Injuries are inevitable, especially since Jaime Garcia remains part of the five-man rotation. The Cardinals have above-replacement level options as 6th and 7th starters with the Cardinals having faith in both Tim Cooney and Marco Gonzales to step in once injuries occur. The team also has Tyler Lyons, who with no options will start the year in the bullpen, but could be stretched out as a starter if necessary. Later in the year, the hope is that either Alex Reyes or Luke Weaver would be essentially a trade deadline acquisition, which would be great because the Cardinals don't actually have to trade for them.
While the fill-ins won't project to go as deep into games as the Opening Day rotation, the Cardinals have assembled one of the deepest bullpens they've ever had. Rosenthal, Siegrist, and Maness all pitched more often than they should have last year, but now they're joined by a currently-healthy Jordan Walden Tyler Lyons, Seung Hwan Oh, and a resigned Jonathon Broxton. The depth doesn't stop there though, as the team will be able to call upon Sam Tuivailala and Miguel Socolovich when any injuries occur. This is a pen that could make up for a whole rotation of pitchers that struggle to go more than six innings, and the beauty is that they shouldn't have to.
Referencing Fangraphs' Depth Charts again, the Cardinals' bullpen ranks third in projected FIP. That gives them more credit than they deserve for playing in the NL and pitching in a pitchers ballpark, as they rank 6th in projected WAR. You might think that sells them short, since WAR is a counting stat and the Cardinals' bullpen projects as tied for 5th fewest IP, but calculating a WAR/60 IP stat for each team still leaves the Cardinals in 6th, with the Orioles dropping below but the Cubs sneaking ahead.

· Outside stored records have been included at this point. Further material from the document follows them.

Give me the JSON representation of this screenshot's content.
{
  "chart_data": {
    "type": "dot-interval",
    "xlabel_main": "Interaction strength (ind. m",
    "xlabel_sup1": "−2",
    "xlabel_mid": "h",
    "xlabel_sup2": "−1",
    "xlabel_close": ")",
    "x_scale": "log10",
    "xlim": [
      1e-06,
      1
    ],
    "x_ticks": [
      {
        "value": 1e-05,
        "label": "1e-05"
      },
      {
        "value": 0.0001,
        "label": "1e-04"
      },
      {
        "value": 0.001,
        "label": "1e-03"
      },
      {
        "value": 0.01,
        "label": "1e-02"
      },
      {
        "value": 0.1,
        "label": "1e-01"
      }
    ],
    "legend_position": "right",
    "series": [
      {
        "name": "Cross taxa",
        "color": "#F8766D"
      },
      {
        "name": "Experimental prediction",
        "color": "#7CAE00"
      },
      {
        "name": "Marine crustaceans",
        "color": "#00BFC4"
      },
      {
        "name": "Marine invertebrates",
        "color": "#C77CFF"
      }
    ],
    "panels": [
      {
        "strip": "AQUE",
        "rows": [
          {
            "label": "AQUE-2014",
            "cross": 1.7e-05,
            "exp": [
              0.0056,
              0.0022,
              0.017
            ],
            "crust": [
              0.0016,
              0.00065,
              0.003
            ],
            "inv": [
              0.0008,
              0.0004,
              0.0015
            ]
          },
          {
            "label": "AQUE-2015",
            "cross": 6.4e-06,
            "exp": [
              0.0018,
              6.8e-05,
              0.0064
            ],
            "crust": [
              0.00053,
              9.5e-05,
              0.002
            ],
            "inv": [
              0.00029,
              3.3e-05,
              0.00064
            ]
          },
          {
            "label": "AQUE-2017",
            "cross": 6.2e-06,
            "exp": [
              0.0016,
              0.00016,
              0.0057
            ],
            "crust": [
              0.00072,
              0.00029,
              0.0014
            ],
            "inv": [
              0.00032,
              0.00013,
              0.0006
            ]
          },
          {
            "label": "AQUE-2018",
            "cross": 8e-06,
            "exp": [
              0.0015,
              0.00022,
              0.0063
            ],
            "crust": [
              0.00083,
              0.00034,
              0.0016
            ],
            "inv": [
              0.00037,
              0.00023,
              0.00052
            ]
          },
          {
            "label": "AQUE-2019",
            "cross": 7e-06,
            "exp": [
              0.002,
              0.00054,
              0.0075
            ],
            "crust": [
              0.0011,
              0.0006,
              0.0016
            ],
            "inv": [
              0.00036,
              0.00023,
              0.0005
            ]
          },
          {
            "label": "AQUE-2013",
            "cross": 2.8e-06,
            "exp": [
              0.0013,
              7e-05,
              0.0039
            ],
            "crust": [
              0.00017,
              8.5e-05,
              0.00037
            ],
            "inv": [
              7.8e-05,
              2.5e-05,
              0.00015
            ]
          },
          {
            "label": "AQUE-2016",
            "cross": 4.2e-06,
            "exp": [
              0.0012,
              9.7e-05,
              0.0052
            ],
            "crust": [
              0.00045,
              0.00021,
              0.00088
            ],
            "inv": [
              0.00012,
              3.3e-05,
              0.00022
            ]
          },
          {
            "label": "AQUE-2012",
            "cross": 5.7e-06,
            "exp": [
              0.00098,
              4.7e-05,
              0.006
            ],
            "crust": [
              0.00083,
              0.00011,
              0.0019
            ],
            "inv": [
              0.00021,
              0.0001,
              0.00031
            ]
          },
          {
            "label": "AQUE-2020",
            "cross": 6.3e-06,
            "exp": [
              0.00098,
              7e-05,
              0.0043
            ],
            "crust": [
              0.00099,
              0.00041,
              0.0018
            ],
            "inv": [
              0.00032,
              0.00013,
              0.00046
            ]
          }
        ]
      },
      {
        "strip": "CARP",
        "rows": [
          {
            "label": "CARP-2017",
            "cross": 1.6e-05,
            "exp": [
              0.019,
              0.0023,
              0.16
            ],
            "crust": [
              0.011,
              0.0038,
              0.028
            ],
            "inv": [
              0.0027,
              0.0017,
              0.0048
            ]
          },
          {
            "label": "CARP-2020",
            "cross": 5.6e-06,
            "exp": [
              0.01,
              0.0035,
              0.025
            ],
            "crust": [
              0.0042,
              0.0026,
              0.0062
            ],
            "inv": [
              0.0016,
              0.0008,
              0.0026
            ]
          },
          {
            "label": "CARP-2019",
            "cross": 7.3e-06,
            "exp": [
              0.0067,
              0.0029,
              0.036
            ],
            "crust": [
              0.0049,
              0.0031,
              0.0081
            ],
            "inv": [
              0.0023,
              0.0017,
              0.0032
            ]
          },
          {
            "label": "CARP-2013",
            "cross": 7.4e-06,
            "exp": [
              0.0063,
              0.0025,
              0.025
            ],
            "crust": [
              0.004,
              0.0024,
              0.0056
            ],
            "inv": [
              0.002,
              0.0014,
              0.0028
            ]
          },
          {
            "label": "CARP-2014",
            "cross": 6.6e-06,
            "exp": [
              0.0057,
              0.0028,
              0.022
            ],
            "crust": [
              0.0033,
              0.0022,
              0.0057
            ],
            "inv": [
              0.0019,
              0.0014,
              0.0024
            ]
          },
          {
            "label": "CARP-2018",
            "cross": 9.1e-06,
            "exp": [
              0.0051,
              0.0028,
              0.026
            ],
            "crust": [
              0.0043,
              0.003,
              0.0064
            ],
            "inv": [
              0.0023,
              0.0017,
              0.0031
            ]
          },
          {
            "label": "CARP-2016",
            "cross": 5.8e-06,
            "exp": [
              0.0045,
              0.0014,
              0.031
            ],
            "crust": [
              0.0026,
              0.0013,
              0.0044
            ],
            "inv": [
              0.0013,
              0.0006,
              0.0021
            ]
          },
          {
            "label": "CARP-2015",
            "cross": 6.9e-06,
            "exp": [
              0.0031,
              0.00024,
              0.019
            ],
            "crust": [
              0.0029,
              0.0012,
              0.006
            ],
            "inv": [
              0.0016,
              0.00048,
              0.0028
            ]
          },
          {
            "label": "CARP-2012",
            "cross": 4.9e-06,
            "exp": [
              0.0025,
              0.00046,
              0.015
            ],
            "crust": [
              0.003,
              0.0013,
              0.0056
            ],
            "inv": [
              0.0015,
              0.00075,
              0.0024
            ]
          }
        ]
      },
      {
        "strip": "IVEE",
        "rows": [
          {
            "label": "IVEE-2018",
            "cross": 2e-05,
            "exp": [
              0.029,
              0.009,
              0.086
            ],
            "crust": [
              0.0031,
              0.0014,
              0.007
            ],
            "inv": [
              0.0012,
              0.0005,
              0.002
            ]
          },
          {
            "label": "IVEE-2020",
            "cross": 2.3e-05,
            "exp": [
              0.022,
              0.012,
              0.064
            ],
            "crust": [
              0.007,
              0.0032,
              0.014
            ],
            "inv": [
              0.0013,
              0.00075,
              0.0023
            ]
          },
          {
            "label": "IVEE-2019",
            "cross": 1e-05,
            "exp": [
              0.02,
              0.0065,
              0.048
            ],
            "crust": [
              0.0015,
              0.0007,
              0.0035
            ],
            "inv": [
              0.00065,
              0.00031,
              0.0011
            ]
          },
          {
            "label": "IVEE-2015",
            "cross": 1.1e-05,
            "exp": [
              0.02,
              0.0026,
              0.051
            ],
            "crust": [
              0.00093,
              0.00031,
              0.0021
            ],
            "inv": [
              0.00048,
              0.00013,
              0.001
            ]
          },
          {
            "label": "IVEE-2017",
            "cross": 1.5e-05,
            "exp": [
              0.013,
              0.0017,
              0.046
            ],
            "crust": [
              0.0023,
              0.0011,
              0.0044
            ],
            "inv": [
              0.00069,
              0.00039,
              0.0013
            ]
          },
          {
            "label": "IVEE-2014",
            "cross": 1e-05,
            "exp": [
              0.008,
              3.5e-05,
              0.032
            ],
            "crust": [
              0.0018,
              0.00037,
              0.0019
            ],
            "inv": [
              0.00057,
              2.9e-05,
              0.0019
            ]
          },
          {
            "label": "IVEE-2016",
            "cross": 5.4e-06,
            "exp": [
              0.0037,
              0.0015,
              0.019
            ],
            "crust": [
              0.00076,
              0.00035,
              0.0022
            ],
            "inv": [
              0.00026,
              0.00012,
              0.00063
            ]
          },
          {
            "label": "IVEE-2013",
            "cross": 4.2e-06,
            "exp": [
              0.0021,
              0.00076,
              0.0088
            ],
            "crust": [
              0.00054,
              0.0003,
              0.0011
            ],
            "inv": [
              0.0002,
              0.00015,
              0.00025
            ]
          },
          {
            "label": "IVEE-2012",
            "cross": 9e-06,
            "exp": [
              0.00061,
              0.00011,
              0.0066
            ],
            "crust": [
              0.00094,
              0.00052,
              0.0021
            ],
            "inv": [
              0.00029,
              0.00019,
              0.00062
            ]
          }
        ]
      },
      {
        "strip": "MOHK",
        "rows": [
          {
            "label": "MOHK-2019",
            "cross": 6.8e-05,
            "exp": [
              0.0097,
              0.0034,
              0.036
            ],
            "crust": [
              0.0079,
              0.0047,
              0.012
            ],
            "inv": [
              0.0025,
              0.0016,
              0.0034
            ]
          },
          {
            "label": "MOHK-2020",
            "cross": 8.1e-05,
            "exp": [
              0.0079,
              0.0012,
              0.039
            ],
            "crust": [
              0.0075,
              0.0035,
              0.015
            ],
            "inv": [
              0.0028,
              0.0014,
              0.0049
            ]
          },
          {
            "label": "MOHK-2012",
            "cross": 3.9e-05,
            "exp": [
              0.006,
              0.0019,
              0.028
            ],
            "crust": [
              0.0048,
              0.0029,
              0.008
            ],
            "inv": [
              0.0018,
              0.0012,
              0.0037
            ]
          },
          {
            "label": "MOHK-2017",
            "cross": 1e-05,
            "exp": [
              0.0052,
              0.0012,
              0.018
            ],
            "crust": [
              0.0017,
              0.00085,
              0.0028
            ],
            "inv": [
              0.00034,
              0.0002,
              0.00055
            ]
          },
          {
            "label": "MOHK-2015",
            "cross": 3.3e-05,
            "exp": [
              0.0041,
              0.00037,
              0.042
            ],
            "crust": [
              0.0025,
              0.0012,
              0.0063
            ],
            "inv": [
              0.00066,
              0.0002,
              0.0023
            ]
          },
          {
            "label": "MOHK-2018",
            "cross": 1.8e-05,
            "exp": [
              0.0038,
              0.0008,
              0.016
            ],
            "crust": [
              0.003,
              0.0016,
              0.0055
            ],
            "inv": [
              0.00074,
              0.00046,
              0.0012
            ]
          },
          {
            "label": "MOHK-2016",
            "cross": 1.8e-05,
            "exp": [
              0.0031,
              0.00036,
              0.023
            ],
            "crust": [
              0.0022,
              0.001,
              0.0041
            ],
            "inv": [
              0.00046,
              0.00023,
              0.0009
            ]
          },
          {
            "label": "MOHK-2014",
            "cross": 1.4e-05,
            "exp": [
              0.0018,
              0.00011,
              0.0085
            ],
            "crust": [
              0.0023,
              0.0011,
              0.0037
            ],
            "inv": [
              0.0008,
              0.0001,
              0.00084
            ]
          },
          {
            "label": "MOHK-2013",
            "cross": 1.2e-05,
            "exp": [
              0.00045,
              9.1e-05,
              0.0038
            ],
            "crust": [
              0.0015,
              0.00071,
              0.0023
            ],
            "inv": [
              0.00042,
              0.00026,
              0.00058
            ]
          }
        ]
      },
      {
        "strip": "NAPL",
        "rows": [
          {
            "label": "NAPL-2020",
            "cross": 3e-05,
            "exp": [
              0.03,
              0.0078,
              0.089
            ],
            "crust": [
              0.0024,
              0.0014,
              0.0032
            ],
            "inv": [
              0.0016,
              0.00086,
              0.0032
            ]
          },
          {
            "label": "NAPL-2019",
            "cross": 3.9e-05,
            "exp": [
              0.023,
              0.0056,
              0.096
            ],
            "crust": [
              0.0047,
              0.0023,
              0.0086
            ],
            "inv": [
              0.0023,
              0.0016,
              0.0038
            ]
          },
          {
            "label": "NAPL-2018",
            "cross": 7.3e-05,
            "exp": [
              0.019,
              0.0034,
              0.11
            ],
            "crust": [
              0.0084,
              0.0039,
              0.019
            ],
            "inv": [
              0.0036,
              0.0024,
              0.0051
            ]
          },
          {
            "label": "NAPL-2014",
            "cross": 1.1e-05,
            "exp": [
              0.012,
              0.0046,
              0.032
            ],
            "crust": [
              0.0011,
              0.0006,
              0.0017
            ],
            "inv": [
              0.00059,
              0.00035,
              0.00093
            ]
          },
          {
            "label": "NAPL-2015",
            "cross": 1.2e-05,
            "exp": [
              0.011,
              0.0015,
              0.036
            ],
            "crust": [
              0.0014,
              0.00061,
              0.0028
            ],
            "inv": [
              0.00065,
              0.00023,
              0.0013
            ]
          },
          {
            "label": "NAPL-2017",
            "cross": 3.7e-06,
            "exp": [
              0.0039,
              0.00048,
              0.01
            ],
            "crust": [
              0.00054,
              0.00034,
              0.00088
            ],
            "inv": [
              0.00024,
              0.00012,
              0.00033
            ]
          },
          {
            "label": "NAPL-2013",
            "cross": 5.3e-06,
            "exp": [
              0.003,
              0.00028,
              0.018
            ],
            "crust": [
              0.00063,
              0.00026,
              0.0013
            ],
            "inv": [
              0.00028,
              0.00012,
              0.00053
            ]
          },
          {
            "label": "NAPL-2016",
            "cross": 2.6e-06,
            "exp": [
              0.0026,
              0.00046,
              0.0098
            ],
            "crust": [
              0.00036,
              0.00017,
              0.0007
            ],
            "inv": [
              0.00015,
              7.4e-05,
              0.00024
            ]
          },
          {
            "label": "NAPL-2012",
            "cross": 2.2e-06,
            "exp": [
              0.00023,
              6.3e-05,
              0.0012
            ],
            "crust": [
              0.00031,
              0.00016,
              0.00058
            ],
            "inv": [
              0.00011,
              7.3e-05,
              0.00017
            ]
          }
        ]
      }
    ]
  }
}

Of course, with pitchers, anything can happen. They break all the time, and the Cardinals could simply experience injuries in droves, leading to the Cardinals again needing to shop for at least one pitcher at the deadline. No plan that involves pitchers staying healthy is fool-proof. However, with a rotation that projects 7th best in the majors, and projects to throw the 5th most innings, and a bullpen nine legit options deep that projects as 6th best in the majors, the Cardinals are set up better than they ever have to make it through the War of Attrition that is the 162 game season.